The good news is that I’m not freaked every time something breaks and if it does, I have a handle on how to fix it.  The bad news is that stuff is still breaking. 🙂

A rough start

It’s been a rough two weeks at my new job.  I went from a windows environment that I’ve been familiar with for 11 years to a Linux system that I know nothing about.  Even getting my laptop up and running has been a giant frustration and it’s causing me to think I’ve made a mistake.  Yeah, I know it’s only been two weeks, but I miss the people I worked with, the fact that I knew the environment cold, and the fact that I knew who to talk to if I had questions.

The worst part is I’ve been giving myself anxiety attacks because I keep envisioning all the things that could go wrong or thinking of all the stuff I don’t know.  The only person putting pressure on me is me…and instead of thinking about how I can solve my current problems, I keep coming up with scenarios to go back.  I know it’s the familiarity and comfort I feel there that’s making me want to return, but I can’t help it.  This shit is all I think about these days.  Even went to the doc yesterday for some anxiety medication.

Last night, I had weird dreams about folders that contained no data and I think the night before I dreamed that back ups weren’t working.  I’m in charge of the backup system, which I did at my old job for a while, but this environment is huge.  And it’s apparently assed up pretty badly.  The former admin left and one of the guys who took over for him has been helping me, but even as I type this, the thought of the tasks before me are giving me that feeling in my stomach that means, “STRESS!”.

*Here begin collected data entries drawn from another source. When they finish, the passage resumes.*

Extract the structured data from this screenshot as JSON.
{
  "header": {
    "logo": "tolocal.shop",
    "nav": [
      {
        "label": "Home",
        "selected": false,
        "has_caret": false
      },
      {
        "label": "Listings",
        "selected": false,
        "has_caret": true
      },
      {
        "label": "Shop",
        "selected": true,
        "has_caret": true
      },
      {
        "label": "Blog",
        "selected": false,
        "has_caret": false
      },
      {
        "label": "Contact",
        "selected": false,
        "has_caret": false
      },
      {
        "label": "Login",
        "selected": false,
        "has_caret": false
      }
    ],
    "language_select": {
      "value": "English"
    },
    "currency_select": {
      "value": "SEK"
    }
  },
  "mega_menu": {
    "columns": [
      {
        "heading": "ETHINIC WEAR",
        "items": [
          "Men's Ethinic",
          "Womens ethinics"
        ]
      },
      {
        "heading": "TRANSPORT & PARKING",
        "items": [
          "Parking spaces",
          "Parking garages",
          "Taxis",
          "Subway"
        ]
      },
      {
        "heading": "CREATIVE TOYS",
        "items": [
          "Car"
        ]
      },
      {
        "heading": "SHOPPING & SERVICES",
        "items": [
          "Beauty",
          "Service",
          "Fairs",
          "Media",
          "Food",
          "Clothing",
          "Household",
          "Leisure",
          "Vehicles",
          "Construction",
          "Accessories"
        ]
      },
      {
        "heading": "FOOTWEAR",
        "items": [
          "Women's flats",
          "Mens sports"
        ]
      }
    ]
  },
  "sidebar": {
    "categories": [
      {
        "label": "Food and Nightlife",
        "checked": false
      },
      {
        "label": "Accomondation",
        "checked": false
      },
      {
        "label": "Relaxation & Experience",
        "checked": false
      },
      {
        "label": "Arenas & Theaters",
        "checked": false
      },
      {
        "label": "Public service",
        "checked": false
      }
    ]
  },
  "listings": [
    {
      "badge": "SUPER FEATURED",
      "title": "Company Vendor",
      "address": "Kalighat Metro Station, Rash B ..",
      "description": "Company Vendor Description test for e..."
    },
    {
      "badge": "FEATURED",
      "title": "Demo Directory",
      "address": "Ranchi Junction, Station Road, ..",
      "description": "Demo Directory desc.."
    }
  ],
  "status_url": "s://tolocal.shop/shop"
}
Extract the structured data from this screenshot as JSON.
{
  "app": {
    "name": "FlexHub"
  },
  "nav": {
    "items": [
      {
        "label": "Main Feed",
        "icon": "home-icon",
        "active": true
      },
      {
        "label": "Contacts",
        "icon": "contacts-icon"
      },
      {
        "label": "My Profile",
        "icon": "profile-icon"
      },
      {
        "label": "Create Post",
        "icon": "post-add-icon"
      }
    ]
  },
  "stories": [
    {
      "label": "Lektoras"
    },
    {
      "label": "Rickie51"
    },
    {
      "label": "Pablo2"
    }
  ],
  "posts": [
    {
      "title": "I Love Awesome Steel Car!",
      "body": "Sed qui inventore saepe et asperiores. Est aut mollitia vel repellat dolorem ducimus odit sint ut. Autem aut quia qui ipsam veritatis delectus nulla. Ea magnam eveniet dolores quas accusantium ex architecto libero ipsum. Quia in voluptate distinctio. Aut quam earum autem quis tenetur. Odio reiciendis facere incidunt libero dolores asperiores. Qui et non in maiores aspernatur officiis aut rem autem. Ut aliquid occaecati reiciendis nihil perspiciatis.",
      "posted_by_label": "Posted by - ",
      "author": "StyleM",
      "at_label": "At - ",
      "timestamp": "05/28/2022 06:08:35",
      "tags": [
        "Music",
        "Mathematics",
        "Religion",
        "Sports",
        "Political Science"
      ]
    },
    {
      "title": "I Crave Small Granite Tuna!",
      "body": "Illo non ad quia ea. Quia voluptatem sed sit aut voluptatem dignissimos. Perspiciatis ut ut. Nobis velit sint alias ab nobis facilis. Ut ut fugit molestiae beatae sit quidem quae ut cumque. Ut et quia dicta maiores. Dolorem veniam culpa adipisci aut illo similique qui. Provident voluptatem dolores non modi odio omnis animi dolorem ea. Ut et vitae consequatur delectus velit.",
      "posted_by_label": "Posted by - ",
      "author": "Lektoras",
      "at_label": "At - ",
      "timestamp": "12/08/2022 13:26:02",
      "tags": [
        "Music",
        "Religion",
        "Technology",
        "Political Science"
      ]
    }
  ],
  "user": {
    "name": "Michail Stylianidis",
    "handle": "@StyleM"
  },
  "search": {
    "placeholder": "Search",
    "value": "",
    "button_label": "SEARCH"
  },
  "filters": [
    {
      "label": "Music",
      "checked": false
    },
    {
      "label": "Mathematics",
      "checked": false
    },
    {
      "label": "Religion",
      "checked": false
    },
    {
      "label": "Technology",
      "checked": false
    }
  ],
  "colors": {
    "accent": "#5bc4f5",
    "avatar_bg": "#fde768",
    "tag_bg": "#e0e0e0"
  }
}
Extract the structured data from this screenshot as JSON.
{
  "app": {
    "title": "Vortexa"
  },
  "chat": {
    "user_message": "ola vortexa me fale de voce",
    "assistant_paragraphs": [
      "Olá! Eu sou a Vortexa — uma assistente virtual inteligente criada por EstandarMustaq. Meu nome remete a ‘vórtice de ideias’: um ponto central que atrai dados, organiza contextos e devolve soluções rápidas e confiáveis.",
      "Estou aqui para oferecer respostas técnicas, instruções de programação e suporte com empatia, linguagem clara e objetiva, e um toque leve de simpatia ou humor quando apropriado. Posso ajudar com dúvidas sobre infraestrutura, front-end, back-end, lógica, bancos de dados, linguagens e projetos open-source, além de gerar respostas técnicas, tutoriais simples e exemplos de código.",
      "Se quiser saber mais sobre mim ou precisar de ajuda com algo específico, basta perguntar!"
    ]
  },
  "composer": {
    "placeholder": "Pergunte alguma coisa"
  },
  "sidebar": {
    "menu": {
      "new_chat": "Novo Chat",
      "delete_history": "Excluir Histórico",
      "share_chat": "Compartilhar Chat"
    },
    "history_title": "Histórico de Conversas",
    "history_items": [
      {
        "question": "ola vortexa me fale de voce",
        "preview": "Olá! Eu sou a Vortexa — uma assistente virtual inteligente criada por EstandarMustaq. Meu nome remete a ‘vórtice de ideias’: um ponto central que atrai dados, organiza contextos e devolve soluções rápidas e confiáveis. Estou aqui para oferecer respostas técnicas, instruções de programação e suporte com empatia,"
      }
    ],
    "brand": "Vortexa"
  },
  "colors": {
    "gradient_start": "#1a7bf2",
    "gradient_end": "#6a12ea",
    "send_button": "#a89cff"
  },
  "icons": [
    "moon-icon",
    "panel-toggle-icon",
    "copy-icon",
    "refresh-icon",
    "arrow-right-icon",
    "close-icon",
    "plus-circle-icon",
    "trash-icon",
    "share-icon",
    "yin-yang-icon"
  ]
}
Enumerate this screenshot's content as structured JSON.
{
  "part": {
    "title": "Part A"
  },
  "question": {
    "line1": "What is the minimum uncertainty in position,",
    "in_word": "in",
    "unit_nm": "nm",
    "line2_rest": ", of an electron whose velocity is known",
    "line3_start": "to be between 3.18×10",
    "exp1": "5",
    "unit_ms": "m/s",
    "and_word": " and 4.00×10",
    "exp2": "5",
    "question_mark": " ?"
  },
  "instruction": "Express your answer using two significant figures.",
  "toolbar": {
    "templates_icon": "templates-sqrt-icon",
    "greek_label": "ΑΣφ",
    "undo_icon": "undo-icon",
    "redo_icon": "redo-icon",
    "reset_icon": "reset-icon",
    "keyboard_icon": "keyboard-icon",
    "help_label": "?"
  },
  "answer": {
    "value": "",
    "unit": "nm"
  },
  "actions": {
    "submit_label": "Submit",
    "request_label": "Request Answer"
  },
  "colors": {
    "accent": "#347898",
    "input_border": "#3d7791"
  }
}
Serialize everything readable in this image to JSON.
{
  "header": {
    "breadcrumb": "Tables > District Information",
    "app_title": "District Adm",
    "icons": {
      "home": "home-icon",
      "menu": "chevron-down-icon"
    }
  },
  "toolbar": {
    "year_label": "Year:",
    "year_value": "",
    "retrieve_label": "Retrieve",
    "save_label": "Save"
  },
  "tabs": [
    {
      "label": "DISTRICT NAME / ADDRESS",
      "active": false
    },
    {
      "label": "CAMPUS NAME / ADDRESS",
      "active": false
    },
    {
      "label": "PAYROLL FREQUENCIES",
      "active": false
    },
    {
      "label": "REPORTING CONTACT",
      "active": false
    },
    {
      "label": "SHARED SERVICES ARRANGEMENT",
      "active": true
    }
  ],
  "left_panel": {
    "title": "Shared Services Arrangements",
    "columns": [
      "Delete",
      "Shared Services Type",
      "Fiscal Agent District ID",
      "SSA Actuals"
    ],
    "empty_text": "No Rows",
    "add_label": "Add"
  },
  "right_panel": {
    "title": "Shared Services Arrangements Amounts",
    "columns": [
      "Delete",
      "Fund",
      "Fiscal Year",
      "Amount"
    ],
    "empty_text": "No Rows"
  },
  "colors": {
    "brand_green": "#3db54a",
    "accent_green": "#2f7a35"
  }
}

Honestly, Dear Reader, I’m just fucking lost and don’t know how to get un-lost.  I think I’ve been kidding myself that I could handle this change because I honestly don’t know if I can…and that causes even more anxiety.  Friends have been telling me “relax, it’s only been two weeks”, “you’ll get it, hang in there”, “you’ve just gotten your confidence shaken”, but that doesn’t make me feel any better.  This is one of those situations where I just want to hide under the covers and have it all go away.

The bottom line, Dear Reader, is I don’t know what to do and I’m just freaked out about the whole thing.  The company I now work for does a lot of advertising and whenever I see the ads, I get panicked.  I know I’m letting this shit run my life, but again, I don’t know what else to do.  Hell, I’ve even thought of calling my old Senior VP and asking for my job back.

I’m hoping the anti-anxiety meds take the edge off for a few day so I can concentrate on the job and get it going, but if they don’t, I’m stuck…and I don’t know what to do about it.